Quint wasn’t sure how long he slept, but when he awoke, he found himself in his own hammock. The fetid stench of wreck-mould still clung to his clothes. There were sounds of activity coming from the fore-deck and, pulling on his jacket with aching arms, Quint stumbled out of his cabin towards them. As he emerged onto the aft-deck, Thaw Daggerslash’s voice rang out in the frost chilled air.

‘FIRE!’

Quint started.

From the prow, a blazing harpoon soared off through the air like a great shooting star, hissing and spitting as it went. In a great fiery arc it flew, from the
Galerider
down towards the great sky wreck below. With a great splintering crash, the harpoon’s flaming tip drove into the vessel’s hull and continued right up to its shaft. Instantly, the wooden planks and beams burst into flame and, as the fire spread rapidly through the sky wreck, the air filled with a thick, pungent smoke.

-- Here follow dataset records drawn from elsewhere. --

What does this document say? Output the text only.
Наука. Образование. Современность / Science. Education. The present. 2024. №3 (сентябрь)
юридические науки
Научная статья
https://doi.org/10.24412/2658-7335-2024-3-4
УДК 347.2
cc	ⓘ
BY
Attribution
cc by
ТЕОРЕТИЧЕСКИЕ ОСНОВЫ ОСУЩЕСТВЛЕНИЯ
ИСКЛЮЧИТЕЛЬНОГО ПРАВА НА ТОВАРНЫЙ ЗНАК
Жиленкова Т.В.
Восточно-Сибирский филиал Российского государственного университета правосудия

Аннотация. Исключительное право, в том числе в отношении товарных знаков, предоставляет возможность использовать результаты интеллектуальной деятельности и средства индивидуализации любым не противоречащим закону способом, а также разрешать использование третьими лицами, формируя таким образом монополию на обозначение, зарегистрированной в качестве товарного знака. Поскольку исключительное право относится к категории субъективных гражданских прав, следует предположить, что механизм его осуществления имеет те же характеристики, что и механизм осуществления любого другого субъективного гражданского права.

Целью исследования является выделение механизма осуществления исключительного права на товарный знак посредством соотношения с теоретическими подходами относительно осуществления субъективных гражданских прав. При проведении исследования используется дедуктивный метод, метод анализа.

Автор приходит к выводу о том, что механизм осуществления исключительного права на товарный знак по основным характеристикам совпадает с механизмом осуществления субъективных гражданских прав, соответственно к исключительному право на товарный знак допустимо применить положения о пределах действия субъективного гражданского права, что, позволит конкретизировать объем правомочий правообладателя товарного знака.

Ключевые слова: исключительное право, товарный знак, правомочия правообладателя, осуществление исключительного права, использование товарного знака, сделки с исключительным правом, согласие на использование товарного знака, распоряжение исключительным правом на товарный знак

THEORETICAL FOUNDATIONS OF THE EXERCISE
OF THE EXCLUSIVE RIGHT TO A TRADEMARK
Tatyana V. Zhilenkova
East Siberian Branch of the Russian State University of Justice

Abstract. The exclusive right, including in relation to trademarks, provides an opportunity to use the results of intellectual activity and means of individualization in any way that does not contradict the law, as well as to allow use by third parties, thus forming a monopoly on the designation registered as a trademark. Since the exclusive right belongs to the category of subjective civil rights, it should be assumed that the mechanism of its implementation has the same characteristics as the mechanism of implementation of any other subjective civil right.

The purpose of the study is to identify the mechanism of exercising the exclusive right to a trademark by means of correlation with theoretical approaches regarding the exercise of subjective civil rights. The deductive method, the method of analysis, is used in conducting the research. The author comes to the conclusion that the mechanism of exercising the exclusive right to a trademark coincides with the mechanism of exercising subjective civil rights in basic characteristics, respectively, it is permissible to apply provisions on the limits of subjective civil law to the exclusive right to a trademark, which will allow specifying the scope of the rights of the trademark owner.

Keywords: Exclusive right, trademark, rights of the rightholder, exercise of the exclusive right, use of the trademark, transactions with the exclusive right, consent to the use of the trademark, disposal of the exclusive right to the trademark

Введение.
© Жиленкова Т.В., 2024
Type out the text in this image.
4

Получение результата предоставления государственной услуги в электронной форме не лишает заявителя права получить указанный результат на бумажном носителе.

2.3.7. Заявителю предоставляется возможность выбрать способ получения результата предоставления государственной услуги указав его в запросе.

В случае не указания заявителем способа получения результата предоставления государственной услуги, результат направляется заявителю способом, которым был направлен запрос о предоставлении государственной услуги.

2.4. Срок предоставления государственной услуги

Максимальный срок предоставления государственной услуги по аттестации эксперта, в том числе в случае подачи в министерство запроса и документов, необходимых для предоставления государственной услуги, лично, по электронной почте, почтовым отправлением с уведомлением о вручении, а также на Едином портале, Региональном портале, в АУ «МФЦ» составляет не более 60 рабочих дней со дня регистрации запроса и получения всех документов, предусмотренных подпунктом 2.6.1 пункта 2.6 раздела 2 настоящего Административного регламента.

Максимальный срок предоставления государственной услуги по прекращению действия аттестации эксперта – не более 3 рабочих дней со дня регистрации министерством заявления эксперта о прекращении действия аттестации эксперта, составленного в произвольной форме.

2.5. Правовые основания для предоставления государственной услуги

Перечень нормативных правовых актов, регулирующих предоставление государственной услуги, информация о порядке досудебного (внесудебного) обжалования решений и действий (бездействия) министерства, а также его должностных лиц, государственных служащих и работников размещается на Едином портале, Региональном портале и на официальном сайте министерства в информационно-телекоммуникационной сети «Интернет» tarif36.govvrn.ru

Slowly at first, the sky wreck began to climb in the sky as the fire took hold and the buoyant wood blazed. Then, as Quint watched, its ascent slowed until, once again, the great vessel hovered motionless in the air. Realizing that the heated flight-rock was acting as a counterweight to the up-thrust of the burning timber, Quint gripped the balustrade and watched closely as the great ship - now parallel with the
Galerider -
shuddered violently, its rotten timbers ablaze.

The ancient bloated flight-rock grew hotter and hotter, and the mire-clams hissed and screamed as they sizzled.
One by one, the giant shells began falling, taking chunks of hot rock with them and tearing the heart out of the ancient rock. The next moment, unable to take the strain any longer, the flight-rock disintegrated in a blazing shower of white-hot rock shards and shell splinters, which hissed like woodsnakes as they plunged down into the forest canopy far below.

Freed from the great flight-rock, the blazing vessel soared off into the sky. The wood hissed and crackled -but the sounds were drowned out by the noise of the wreck’s hideous inhabitants shrieking as they burned. Little by the little, the noise faded as the great fireball rose higher and higher. Quint watched as the blazing vessel became as small as a distant moon, a twinkling star, a pinprick of light that, in the blink of an eye, was extinguished.